Nous n’oublierons jamais Sueli, Sandro, Diego, Sebastien, Julio et tous les autres. Ni nos petits lémuriens qui rentrent maintenant directement dans le camion pour se servir en bananes. Ni les agoutis, qui viennent matin et soir sans manquer à l’appel. Notre petit chat non plus, qui vient se faire câliner régulièrement lorsqu’on regarde un film, ni même la mygale, les iguanes ou les varans, ni le cri des singes hurleurs qui nous réveille chaque matin avec le chant de la multitude d’oiseaux qui vivent près du Sematur. On s’est senti comme chez nous ici.

Et s’il y avait un endroit visité depuis le début du voyage où nous aimerions bien vivre, c’est ici, à Caceres, cette petite ville si paisible et si active en même temps, si belle et proche de la nature. Franchement, on serait bien resté plus longtemps, alors, on pense y revenir un jour, peut-être lors du festival international de pêche, un évènement très important pour la ville et ses habitants.

De toute façon, nous avons tellement aimé que nous reviendrons même revoir nos amis à la saison des pluies!

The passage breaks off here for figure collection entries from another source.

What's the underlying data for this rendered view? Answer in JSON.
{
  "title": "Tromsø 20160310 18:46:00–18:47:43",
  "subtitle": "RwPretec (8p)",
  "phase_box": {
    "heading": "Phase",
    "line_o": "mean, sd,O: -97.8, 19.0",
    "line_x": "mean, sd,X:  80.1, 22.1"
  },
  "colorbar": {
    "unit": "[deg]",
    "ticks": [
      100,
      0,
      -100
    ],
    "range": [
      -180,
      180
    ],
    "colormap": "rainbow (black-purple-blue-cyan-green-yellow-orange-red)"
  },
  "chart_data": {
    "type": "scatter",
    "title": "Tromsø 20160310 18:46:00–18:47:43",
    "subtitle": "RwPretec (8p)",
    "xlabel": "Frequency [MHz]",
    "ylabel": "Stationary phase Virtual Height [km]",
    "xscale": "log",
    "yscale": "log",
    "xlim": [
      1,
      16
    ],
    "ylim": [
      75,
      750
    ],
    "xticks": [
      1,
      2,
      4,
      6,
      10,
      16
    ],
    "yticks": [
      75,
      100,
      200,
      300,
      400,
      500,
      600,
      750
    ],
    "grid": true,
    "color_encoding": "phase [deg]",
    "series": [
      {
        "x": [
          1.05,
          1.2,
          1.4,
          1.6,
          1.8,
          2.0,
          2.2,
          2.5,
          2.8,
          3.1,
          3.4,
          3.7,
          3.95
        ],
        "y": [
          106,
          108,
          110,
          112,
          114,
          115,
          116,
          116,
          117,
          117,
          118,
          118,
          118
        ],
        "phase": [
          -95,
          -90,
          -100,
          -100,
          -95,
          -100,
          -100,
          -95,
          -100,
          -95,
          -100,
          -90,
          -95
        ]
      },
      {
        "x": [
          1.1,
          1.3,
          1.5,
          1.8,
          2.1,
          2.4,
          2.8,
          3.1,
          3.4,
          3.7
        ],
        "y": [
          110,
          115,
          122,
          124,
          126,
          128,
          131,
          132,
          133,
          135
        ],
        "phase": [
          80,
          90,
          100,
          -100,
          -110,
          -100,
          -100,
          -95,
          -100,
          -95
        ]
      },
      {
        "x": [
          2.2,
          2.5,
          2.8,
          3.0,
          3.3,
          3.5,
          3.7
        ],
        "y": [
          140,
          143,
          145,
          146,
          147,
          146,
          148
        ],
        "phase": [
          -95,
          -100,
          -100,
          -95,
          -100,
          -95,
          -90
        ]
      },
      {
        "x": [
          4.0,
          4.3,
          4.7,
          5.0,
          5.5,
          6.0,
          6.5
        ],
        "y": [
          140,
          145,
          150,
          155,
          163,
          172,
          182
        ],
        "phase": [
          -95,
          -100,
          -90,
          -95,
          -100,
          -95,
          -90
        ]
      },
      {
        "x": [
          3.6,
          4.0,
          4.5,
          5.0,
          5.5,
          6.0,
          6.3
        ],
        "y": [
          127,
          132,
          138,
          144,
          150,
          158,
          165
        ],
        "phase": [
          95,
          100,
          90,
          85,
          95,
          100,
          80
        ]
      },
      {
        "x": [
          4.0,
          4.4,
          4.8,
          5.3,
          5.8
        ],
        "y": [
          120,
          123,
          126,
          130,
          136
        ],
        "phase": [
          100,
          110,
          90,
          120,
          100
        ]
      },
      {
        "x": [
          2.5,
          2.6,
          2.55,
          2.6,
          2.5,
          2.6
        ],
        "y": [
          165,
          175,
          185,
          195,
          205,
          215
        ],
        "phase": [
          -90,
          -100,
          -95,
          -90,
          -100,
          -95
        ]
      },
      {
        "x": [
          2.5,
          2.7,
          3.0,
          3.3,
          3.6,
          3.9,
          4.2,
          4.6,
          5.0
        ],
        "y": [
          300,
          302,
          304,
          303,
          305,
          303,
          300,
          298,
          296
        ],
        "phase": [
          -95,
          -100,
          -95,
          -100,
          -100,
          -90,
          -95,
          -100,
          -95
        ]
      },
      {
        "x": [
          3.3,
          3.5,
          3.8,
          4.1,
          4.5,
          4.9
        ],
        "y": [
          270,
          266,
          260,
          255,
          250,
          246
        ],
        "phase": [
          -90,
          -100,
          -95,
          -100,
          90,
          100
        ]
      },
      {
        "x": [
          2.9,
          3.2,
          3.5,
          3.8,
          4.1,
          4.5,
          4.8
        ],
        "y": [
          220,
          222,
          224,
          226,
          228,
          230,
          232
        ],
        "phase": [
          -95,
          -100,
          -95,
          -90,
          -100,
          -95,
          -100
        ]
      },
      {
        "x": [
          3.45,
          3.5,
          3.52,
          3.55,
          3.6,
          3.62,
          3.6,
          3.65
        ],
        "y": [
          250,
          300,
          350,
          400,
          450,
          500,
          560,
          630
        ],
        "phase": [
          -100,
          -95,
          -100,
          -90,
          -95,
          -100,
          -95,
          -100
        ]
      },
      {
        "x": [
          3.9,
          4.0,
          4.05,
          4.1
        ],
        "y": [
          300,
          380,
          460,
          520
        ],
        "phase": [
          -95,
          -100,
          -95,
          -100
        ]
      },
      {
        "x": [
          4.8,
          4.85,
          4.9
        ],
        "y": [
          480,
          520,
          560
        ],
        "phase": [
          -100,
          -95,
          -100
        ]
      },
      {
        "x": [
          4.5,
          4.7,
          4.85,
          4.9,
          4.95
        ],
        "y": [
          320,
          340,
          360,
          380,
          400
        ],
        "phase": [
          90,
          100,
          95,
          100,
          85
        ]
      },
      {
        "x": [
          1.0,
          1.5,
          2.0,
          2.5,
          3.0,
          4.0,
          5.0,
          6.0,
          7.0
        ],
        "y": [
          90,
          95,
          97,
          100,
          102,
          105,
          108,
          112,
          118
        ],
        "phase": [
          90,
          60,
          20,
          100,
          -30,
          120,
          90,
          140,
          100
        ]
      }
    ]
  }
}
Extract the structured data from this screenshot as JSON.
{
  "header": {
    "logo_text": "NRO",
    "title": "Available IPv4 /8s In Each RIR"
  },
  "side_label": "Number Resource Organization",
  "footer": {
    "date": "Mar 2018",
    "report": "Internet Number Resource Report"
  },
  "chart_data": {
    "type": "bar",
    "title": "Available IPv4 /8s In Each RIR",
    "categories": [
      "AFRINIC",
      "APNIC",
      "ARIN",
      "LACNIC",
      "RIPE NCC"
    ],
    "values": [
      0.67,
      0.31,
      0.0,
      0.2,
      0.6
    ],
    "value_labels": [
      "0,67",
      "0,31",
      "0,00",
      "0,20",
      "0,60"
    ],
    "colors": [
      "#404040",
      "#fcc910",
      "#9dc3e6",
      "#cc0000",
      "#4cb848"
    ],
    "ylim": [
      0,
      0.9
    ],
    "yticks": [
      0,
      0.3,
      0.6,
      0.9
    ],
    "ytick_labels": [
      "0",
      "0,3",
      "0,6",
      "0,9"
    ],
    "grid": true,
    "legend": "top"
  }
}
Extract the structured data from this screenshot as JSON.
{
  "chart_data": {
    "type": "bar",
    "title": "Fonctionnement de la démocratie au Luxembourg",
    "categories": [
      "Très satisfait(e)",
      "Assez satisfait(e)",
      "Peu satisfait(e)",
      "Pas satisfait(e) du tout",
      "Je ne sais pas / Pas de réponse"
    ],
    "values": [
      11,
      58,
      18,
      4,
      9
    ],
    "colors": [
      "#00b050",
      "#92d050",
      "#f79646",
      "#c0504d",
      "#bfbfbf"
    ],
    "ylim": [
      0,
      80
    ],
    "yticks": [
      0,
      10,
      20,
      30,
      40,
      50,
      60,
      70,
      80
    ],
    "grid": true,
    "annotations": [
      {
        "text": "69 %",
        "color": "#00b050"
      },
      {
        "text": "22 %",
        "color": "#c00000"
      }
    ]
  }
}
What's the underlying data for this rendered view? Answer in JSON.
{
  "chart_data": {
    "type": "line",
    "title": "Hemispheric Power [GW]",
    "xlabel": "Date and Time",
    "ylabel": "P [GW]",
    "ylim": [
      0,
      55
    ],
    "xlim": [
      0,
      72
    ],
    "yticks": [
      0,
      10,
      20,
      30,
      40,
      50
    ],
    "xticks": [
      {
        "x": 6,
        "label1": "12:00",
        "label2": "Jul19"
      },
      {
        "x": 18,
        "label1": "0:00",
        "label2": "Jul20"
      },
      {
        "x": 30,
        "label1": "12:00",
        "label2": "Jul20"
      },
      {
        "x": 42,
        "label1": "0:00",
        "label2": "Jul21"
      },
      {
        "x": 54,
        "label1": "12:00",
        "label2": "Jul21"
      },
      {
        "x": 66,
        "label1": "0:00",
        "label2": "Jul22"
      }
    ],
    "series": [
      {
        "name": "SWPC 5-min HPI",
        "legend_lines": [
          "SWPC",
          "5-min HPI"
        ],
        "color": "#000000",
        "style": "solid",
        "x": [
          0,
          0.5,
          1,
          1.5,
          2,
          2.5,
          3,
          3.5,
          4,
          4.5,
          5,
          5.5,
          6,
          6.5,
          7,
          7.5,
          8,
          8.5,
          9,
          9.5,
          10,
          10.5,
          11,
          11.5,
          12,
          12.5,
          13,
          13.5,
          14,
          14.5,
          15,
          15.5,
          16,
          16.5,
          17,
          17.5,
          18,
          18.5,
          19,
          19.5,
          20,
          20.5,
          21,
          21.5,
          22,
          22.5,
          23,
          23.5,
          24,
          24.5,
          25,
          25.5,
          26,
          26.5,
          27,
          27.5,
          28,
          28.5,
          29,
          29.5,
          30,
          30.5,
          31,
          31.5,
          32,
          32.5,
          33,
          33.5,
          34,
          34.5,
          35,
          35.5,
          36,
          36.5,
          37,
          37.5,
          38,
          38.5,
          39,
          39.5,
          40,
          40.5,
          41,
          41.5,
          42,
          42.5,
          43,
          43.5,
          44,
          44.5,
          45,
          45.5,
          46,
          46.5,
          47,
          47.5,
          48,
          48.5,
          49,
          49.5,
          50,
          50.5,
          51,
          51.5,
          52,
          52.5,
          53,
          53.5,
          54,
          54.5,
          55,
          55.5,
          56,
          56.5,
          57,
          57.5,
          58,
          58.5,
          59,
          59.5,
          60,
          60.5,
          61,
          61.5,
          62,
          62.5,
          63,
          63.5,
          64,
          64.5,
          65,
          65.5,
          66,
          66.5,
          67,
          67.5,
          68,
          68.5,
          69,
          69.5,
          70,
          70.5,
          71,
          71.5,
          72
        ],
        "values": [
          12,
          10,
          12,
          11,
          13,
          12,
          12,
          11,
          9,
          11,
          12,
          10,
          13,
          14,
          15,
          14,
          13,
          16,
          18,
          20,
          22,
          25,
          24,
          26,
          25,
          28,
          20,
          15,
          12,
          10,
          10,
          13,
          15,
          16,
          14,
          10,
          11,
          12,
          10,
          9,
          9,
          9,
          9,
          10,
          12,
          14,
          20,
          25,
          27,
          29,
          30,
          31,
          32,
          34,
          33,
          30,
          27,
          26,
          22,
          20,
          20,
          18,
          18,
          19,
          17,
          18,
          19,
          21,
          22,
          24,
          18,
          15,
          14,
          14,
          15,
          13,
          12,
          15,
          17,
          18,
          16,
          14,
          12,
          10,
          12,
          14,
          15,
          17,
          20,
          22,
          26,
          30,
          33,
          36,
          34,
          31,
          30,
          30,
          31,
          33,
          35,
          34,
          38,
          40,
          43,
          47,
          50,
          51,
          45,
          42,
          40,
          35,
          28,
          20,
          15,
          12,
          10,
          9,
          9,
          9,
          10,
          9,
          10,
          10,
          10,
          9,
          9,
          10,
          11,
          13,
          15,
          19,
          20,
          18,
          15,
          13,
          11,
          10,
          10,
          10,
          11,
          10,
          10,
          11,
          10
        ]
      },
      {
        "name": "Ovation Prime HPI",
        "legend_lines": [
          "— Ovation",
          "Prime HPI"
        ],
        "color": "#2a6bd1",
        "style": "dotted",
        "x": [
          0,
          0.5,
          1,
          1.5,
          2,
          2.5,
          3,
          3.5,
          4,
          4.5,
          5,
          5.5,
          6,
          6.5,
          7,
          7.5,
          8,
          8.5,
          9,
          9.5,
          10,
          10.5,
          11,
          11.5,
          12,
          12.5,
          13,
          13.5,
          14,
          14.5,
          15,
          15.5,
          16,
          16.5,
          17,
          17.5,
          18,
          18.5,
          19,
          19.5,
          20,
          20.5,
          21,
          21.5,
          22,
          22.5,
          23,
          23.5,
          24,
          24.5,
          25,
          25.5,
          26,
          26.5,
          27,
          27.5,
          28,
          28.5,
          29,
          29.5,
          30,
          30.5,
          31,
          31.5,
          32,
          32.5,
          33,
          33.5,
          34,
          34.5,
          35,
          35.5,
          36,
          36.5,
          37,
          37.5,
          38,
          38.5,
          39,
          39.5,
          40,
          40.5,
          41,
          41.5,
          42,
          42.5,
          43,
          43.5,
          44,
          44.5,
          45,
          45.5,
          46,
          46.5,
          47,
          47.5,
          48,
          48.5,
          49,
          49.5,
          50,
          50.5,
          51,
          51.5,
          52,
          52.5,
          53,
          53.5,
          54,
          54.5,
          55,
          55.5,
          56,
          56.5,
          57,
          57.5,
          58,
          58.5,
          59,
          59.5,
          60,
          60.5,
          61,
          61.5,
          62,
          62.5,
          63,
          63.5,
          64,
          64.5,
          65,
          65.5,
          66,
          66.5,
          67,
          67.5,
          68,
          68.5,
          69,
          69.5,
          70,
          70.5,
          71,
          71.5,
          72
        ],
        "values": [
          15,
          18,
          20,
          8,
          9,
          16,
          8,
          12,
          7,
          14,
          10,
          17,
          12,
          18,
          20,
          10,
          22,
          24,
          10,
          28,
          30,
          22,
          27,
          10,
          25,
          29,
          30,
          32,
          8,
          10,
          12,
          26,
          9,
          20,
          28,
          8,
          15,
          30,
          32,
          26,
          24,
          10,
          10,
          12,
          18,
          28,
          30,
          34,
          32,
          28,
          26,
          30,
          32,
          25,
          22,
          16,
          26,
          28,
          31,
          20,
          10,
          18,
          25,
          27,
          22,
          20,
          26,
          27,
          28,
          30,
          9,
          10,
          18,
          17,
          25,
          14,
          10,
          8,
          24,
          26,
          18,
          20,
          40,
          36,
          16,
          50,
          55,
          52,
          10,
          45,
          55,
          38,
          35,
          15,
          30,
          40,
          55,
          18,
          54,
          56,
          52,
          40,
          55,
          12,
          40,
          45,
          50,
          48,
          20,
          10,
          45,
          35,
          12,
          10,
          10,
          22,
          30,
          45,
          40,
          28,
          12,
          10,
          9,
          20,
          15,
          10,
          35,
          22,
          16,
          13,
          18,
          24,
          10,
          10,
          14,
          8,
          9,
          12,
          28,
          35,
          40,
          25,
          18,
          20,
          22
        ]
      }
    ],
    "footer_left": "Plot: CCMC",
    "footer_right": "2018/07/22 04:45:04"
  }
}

Reste plus qu’à apprendre correctement le portugais pour pouvoir exprimer tout ce que nous ressentons envers tous les acteurs de notre voyage dans cette petite partie du Brésil, parce que le langage de Tarzan, au bout d’un moment, ça ne suffit plus, tout ce que nous avons à faire sortir de notre coeur est bien trop fort, et c’est frustrant.